For almost another week, she seemed to improve–two Saturdays ago, it was all we could do to keep her from jumping out of the box in which we were keeping her (Dr. Watson had urged us not to allow Lavy to jump or even to walk on her own–with so few cells to carry oxygen, any exhertion could kill her). The next day, Sunday, she wasn’t even able to stand. Still, she had recovered before from “bad days,” so we weren’t losing all hope yet.
This time, though, there was no rally. Lavy stayed the same until Wednesday night. Hubby and I were giving Lavy her medicine (mixed with A/D), but this time instead of fighting us with wriggling and paw escape attempts, she clamped her jaw shut tight. I got a little more of 3/4 of the mixture down her using a food syringe, but when I tried to administer the rest, Lavy looked at the two of us and plaintively meowed. Lavy NEVER meows. I looked at Hubby and said “I think she’s asking us to let her go.” He agreed.
Thursday morning, Lavy was too weak for any medicine and had no interest in food or water.
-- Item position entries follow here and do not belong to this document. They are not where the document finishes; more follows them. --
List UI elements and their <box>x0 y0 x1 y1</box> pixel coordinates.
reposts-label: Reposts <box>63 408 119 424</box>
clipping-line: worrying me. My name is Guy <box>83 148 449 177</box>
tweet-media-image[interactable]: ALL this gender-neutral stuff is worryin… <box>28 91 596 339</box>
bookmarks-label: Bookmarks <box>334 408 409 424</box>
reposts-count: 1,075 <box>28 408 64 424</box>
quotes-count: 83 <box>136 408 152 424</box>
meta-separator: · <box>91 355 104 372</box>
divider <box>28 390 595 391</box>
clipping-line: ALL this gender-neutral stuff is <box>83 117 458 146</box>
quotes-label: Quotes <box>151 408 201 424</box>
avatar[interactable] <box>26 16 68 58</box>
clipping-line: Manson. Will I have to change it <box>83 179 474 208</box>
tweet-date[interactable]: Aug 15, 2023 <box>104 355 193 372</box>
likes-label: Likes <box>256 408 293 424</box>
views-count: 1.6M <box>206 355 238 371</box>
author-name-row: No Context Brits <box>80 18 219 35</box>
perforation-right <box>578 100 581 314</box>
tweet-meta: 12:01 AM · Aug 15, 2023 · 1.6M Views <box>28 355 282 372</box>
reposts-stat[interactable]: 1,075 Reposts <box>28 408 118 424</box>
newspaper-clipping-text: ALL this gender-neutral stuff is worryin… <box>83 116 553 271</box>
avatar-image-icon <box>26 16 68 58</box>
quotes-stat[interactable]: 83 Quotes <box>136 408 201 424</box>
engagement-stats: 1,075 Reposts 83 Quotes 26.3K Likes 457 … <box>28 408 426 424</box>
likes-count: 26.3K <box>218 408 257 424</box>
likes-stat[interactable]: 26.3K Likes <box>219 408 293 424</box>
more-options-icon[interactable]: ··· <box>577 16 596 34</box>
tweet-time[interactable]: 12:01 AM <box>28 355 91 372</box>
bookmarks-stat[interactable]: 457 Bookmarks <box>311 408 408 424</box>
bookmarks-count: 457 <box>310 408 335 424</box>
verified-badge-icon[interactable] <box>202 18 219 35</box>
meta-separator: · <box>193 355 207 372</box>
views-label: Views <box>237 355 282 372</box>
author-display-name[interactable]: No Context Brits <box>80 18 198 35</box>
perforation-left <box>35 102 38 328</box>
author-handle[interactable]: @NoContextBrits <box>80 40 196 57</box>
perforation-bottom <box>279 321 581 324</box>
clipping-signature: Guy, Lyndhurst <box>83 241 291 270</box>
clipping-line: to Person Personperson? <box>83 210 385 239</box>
She was held and loved all day. At 5:35 last Thursday, Lavy breathed her last. I called the clinic to say I was coming by with the body (as we have no where here to properly return her to the earth). How appropriate–again, we arrived 10 minutes before closing. Lavy was in a cloth-lined wicker basket that Hubby and I had bought several weeks ago in case she didn’t make it. Inside the basket, Lavy looked like one of those kitties sleeping in the smallest space into which they could fit–complete with tail across her face. It was a sweet-looking image.
I thought that would wrap things up until next year, when Baby Sally Semi-Meezer is due for her next annual shots and check-up. I was amazingly wrong. Today, in my mailbox was a card addressed to the family from Tech Ridge Pet Hospital.
“How sweet,” I thought, expecting a generic condolence card with the name of the practice neatly laser-jetted beneath the printed sentiment.
How incredibly wrong I was–fantastically, overwhelmingly wrong. Inside the card with the beautifully-silhouetted black-and-white photo of a cat, were HANDWRITTEN condolences from EVERY member of the staff, and an entire paragraph written by Dr. Watson himself to comfort us on our loss. Also enclosed was a card with Lavender’s name written in a gorgeous calligraphy and her two dainty pawprints. I have promised my daughter that I will frame the pawprints for her to keep always.
Every consumer expects customer service. Every business is exhorted (especially in these tough times) to give the customers more than they expect. The attention that Dr. Watson gave us, whom he didn’t know from Adam a month ago, goes indescribably above and beyond any definition of customer service and attention to detail.
This is beyond being a good businessman–this is being a wonderful human being. All I can do is tell everyone I can what a jewel is found at Tech Ridge Pet Hospital. This, Dr. Watson and staff, is for you. God bless each and every one of you–pressed down and running over.